If you’ve completed line_count.py correctly, your terminal output should be full of key-value pairs like:

'line' 1
'line' 1
'line' 1
...
'line' 1

Unix pipe-ing takes the output of one program (in this case, the cat program), and ‘pipes’ it as the input to another program (typically via stdin). This technique of piping programs together is called “modular programming” and is ubiquitous in Unix-sytle programming. Modular programming allows us to write small, simple programs and chain them together to accomplish complicated tasks.

The reducer: sum.py

In your current directory should be the file sum.py. The body of this file should be:

#!/usr/bin/env python3

import sys
from ucb import main
from mr import values_by_key, emit

@main
def run():
    for key, value_iterator in values_by_key(sys.stdin):
        emit(key, sum(value_iterator))

Let’s break down the process:

  1. values_by_key is a function that reads input from stdin, and groups all key-value pairs that have the same key.
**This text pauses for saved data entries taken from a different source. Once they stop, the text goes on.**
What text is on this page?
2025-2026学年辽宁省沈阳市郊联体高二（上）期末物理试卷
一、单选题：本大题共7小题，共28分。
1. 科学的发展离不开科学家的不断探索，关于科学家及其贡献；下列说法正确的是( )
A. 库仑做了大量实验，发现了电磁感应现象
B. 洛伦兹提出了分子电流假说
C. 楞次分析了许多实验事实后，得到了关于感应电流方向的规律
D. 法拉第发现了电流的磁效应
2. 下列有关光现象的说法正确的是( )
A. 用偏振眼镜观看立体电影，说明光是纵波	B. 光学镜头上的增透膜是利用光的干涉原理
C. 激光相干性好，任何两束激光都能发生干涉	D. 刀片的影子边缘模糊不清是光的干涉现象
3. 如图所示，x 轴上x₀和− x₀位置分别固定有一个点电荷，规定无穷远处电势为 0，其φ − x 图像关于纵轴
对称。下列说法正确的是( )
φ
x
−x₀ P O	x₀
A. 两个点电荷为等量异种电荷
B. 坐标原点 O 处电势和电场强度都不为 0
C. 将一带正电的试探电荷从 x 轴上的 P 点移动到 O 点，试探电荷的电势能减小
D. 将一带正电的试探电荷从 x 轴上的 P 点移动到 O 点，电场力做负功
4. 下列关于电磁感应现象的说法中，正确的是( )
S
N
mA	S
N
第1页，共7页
For exmaple
  2. 'line'  1
    'line'  1
    'line'  1
    will turn into the following pair:
    ('line', [1, 1, 1])
    Note: the second element should actually be an iterator, not a Python list; it is represented with square brackets for visual clarity.
  3. The variables key and value_iterator get bound to their respective values in the example above
  4. key: 'line'
    value_iterator: [1, 1, 1]
  5. For each of these key-iterator pairs, sum.py will add up the values in the iterator and output this new value with the same key:
  6. 'line'  3
    The emit function prints out a key and a value in the format shown above. emit also handles logistics for parallelization, which becomes important in Part 2 of the lab.

Putting it all together

Now that we have the mapper and reducer defined, let’s put it all together in the (simplified) MapReduce framework: Map -> Sort -> Reduce

Once you’ve doen this, issue the following Unix command:

cat the_tempest.txt | ./line_count.py | sort | ./sum.py

Notice that we’re using the Unix program sort, which is a built-in Unix program. As you’d expect, sort will, give a file, sort the lines of the file - by default, it will sort it alphabetically.

Exercises

Question 1:

import sys
from ucb import main
from mr import values_by_key, emit

def count_words(line):
	for word in ['the', 'he', 'she', 'it', 'thee']:
		count = line.count(word)
		if count > 0:
			emit(word, count)

@main
def run():
    for line in sys.stdin:
    	count_words(line)